The exact causes of endometriosis remain unknown to experts. Experts say a genetic component is likely since endometriosis often runs in families. However, endometriosis can also develop for the first after a C-section, suggesting additional risk factors. Research shows the hormone estrogen promotes endometrial growth, often during early menarche or late menopause, but its exact role in endometriosis isn’t clear. Finally, one popular theory of the origin of endometriosis is retrograde menstruation — which suggests menstrual blood and tissue, containing endometrial cells, flows through the Fallopian tube into other areas of the body, such as the pelvic cavity, and sticks to the organs there.

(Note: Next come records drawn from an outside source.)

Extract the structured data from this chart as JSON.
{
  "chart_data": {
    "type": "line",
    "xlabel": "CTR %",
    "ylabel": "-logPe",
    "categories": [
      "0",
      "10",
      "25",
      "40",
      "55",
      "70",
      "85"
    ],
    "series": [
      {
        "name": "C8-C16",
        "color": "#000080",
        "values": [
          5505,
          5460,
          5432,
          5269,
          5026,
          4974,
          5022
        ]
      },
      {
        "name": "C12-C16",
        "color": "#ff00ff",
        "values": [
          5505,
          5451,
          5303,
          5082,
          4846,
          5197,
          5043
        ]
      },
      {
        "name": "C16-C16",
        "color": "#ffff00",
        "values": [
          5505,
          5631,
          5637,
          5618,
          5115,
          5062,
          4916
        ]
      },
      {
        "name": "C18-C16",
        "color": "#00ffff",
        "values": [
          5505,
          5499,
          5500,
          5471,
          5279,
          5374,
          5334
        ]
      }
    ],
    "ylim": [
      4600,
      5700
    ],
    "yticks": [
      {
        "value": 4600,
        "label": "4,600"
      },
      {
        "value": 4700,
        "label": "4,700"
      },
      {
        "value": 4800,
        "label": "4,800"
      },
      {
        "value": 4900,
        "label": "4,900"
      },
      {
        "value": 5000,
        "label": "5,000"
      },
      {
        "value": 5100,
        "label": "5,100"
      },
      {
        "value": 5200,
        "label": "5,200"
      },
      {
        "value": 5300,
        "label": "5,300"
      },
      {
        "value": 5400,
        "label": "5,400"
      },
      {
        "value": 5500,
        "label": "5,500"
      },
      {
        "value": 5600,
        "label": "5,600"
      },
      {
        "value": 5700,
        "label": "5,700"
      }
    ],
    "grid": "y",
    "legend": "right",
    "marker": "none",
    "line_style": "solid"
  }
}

How is endometriosis diagnosed?
Diagnosing endometriosis is notoriously difficult — on average, it takes seven and a half years for women to be diagnosed. A variety of tests may be used — ranging from a basic pelvic exam to abdominal or transvaginal sonography to an MRI — but the only certain method of diagnosing endometriosis is laparoscopy, a minor surgical procedure that inserts a tiny camera through a cut near the belly button, allowing surgeons to view the abdominal cavity and any endometriotic growths.
How is endometriosis treated?
There is no cure for endometriosis (yet). Once diagnosed, people with the condition may be treated to relieve symptoms, typically through pain medication to control the discomfort, hormone therapy to reduce or stop periods, or surgery either to clear the affected tissue — or in extremely severe cases, to remove the uterus entirely (hysterectomy).